Canon · 17-40mm f/4 · Canon EF

Canon EF 17-40mm f/4L USM

35mm Zoom f/4 Discontinued landscape · architecture · ultrawide-zoom · weather-sealed · budget-L · filter-friendly

Stand at the base of a cathedral, or on a ridge at the blue hour with the tripod legs already cold, and this is the lens that earns its keep. Seventeen millimeters on full frame swallows the whole interior nave or the entire valley, and once you stop down to f/8 or f/11 the corners snap into edge-to-edge detail, which is the whole ballgame for landscape and architecture work. That is the situation the 17-40 owns. Hand someone a fast normal prime in that cathedral and they back into a wall and still cannot fit the ceiling.

Canon shipped it in 2003 as the cheap ticket into the L lineup, and for two decades it stayed the default wide zoom in working bags precisely because it was honest about its job. Wide open at f/4 the extreme corners go soft and you can see some light falloff on full frame, worst at 17mm. Nobody who bought this lens cared, because nobody uses an ultrawide at f/4 for a living. Close it to f/8 and the frame evens out; by f/11 it is genuinely excellent across the field. There is barrel distortion at the wide end and a touch of pincushion near 40, both predictable, both correctable. Flare control is decent for a zoom of its era thanks to the coatings, though a bright sun in the frame will throw the occasional ghost.

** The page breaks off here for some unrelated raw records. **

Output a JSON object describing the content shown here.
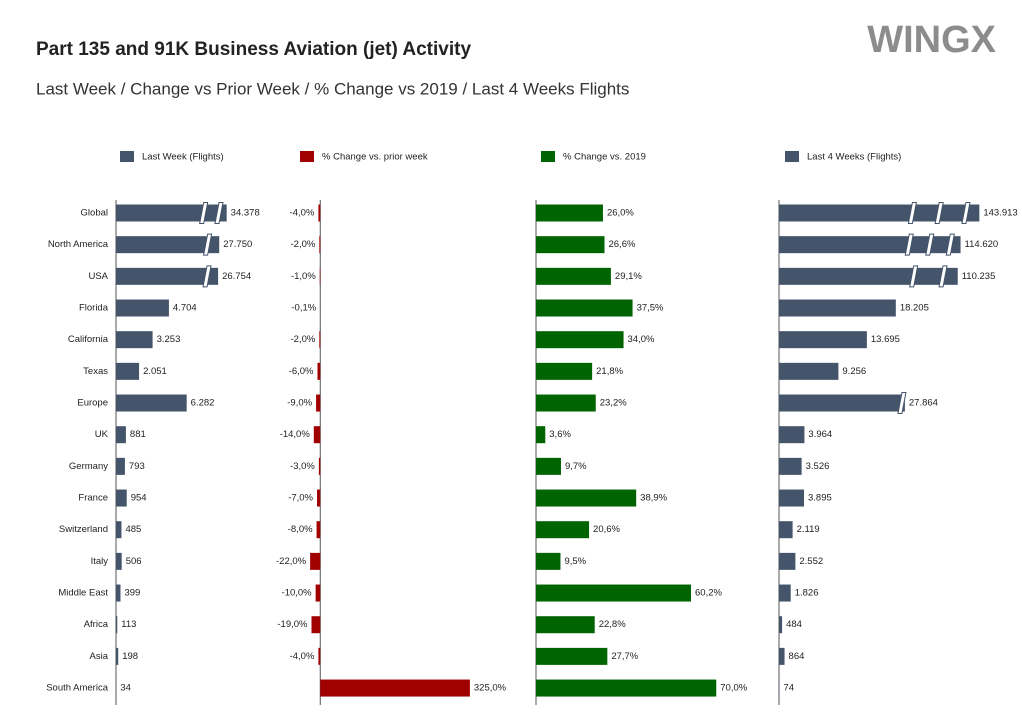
{
  "chart_data": [
    {
      "type": "bar",
      "orientation": "horizontal",
      "title": "Part 135 and 91K Business Aviation (jet) Activity",
      "subtitle": "Last Week / Change vs Prior Week / % Change vs 2019 / Last 4 Weeks Flights",
      "logo": "WINGX",
      "name": "Last Week (Flights)",
      "color": "#44546a",
      "categories": [
        "Global",
        "North America",
        "USA",
        "Florida",
        "California",
        "Texas",
        "Europe",
        "UK",
        "Germany",
        "France",
        "Switzerland",
        "Italy",
        "Middle East",
        "Africa",
        "Asia",
        "South America"
      ],
      "values": [
        34378,
        27750,
        26754,
        4704,
        3253,
        2051,
        6282,
        881,
        793,
        954,
        485,
        506,
        399,
        113,
        198,
        34
      ],
      "value_labels": [
        "34.378",
        "27.750",
        "26.754",
        "4.704",
        "3.253",
        "2.051",
        "6.282",
        "881",
        "793",
        "954",
        "485",
        "506",
        "399",
        "113",
        "198",
        "34"
      ],
      "xlim": [
        0,
        16000
      ]
    },
    {
      "type": "bar",
      "orientation": "horizontal",
      "name": "% Change vs. prior week",
      "color": "#a00000",
      "values": [
        -4,
        -2,
        -1,
        -0.1,
        -2,
        -6,
        -9,
        -14,
        -3,
        -7,
        -8,
        -22,
        -10,
        -19,
        -4,
        325
      ],
      "value_labels": [
        "-4,0%",
        "-2,0%",
        "-1,0%",
        "-0,1%",
        "-2,0%",
        "-6,0%",
        "-9,0%",
        "-14,0%",
        "-3,0%",
        "-7,0%",
        "-8,0%",
        "-22,0%",
        "-10,0%",
        "-19,0%",
        "-4,0%",
        "325,0%"
      ],
      "xlim": [
        -120,
        360
      ]
    },
    {
      "type": "bar",
      "orientation": "horizontal",
      "name": "% Change vs. 2019",
      "color": "#006400",
      "values": [
        26,
        26.6,
        29.1,
        37.5,
        34,
        21.8,
        23.2,
        3.6,
        9.7,
        38.9,
        20.6,
        9.5,
        60.2,
        22.8,
        27.7,
        70
      ],
      "value_labels": [
        "26,0%",
        "26,6%",
        "29,1%",
        "37,5%",
        "34,0%",
        "21,8%",
        "23,2%",
        "3,6%",
        "9,7%",
        "38,9%",
        "20,6%",
        "9,5%",
        "60,2%",
        "22,8%",
        "27,7%",
        "70,0%"
      ],
      "xlim": [
        0,
        80
      ]
    },
    {
      "type": "bar",
      "orientation": "horizontal",
      "name": "Last 4 Weeks (Flights)",
      "color": "#44546a",
      "values": [
        143913,
        114620,
        110235,
        18205,
        13695,
        9256,
        27864,
        3964,
        3526,
        3895,
        2119,
        2552,
        1826,
        484,
        864,
        74
      ],
      "value_labels": [
        "143.913",
        "114.620",
        "110.235",
        "18.205",
        "13.695",
        "9.256",
        "27.864",
        "3.964",
        "3.526",
        "3.895",
        "2.119",
        "2.552",
        "1.826",
        "484",
        "864",
        "74"
      ],
      "xlim": [
        0,
        36000
      ]
    }
  ]
}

The optics are a retrofocus wide design, which is just physics for any wide angle that has to clear an SLR mirror box. The 77mm front thread is the tell that Canon meant it for serious filter use, and that is where most of these lenses actually live: behind a polarizer or a stack of graduated and solid ND filters. If you are pulling a long daylight exposure with a six or ten stop ND screwed onto that 77mm thread, meter the scene first, then dial the filter's stop value into Zone Light Meter and let it hand you the corrected shutter time rather than counting stops in your head on a windy cliff.

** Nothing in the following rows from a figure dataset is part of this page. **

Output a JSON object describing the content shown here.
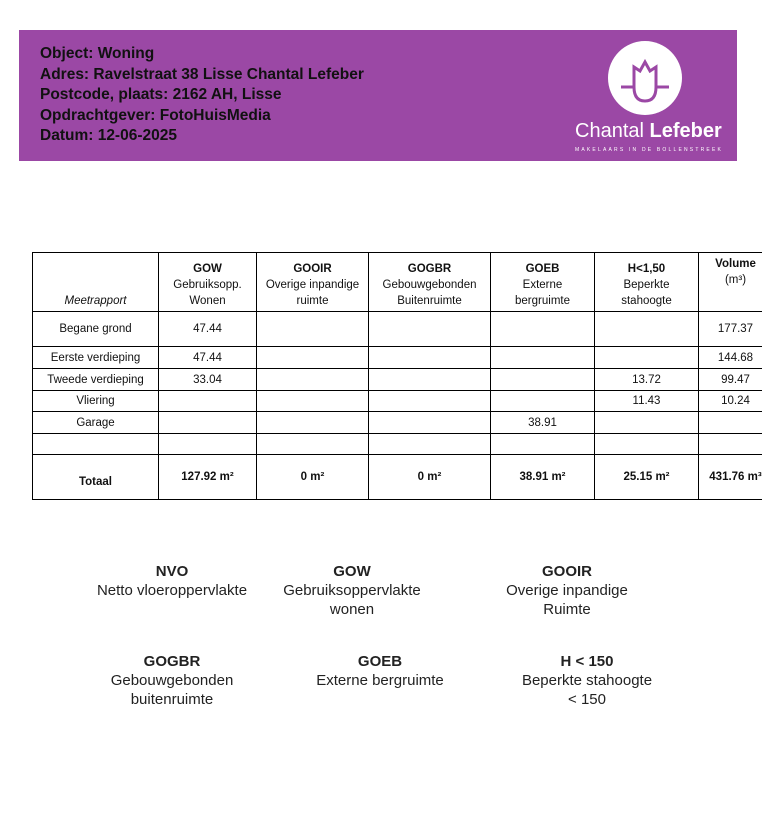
{
  "header": {
    "lines": [
      "Object: Woning",
      "Adres: Ravelstraat 38 Lisse Chantal Lefeber",
      "Postcode, plaats: 2162 AH, Lisse",
      "Opdrachtgever: FotoHuisMedia",
      "Datum: 12-06-2025"
    ],
    "logo": {
      "brand_light": "Chantal",
      "brand_bold": "Lefeber",
      "tagline": "MAKELAARS IN DE BOLLENSTREEK"
    },
    "color": "#9b48a5"
  },
  "table": {
    "corner": "Meetrapport",
    "columns": [
      {
        "code": "GOW",
        "desc": [
          "Gebruiksopp.",
          "Wonen"
        ]
      },
      {
        "code": "GOOIR",
        "desc": [
          "Overige inpandige",
          "ruimte"
        ]
      },
      {
        "code": "GOGBR",
        "desc": [
          "Gebouwgebonden",
          "Buitenruimte"
        ]
      },
      {
        "code": "GOEB",
        "desc": [
          "Externe",
          "bergruimte"
        ]
      },
      {
        "code": "H<1,50",
        "desc": [
          "Beperkte",
          "stahoogte"
        ]
      },
      {
        "code": "Volume",
        "desc": [
          "(m³)"
        ]
      }
    ],
    "rows": [
      [
        "Begane grond",
        "47.44",
        "",
        "",
        "",
        "",
        "177.37"
      ],
      [
        "Eerste verdieping",
        "47.44",
        "",
        "",
        "",
        "",
        "144.68"
      ],
      [
        "Tweede verdieping",
        "33.04",
        "",
        "",
        "",
        "13.72",
        "99.47"
      ],
      [
        "Vliering",
        "",
        "",
        "",
        "",
        "11.43",
        "10.24"
      ],
      [
        "Garage",
        "",
        "",
        "",
        "38.91",
        "",
        ""
      ],
      [
        "",
        "",
        "",
        "",
        "",
        "",
        ""
      ]
    ],
    "total": [
      "Totaal",
      "127.92 m²",
      "0 m²",
      "0 m²",
      "38.91 m²",
      "25.15 m²",
      "431.76 m³"
    ]
  },
  "legend": [
    {
      "code": "NVO",
      "desc": [
        "Netto vloeroppervlakte"
      ]
    },
    {
      "code": "GOW",
      "desc": [
        "Gebruiksoppervlakte",
        "wonen"
      ]
    },
    {
      "code": "GOOIR",
      "desc": [
        "Overige inpandige",
        "Ruimte"
      ]
    },
    {
      "code": "GOGBR",
      "desc": [
        "Gebouwgebonden",
        "buitenruimte"
      ]
    },
    {
      "code": "GOEB",
      "desc": [
        "Externe bergruimte"
      ]
    },
    {
      "code": "H < 150",
      "desc": [
        "Beperkte stahoogte",
        "< 150"
      ]
    }
  ]
}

Who shoots it: landscape photographers on a budget, real estate and interiors shooters, photojournalists who want a rugged weather-resistant wide that survives rain and dust, and a lot of people who bought it as their first L lens and never sold it. It cross-shops against Canon's own 16-35mm f/2.8 zooms, which are sharper wide open, a full stop faster, and a good deal more expensive. The honest case against the 17-40 is exactly that extra stop and that corner performance below f/8. If you shoot astro or run-and-gun wide work in the dark, the f/2.8 is the right tool.

But here is why these still move secondhand at modest prices long after the era ended in 2024. Stopped down on a tripod, which is how ninety percent of wide work actually happens, it gives up almost nothing to the pricier 2.8 zooms it sits below. For the deliberate photographer working at f/8 and f/11, you are buying most of an expensive lens for a fraction of the money, and that math has barely moved in twenty years.

How the app handles this lens

  • Metering: Max aperture f/4. Meter wide open in dim light, then the app holds the reading while you stop down to your taking aperture.
  • Shutter: The shutter is in the body (focal plane), so flash sync tops out at the camera's X-sync speed. The app's exposure pairs respect whatever speed you set.
  • Filters: Takes 77mm filters. Dial an ND or polariser factor into the app and the metered exposure shifts to match.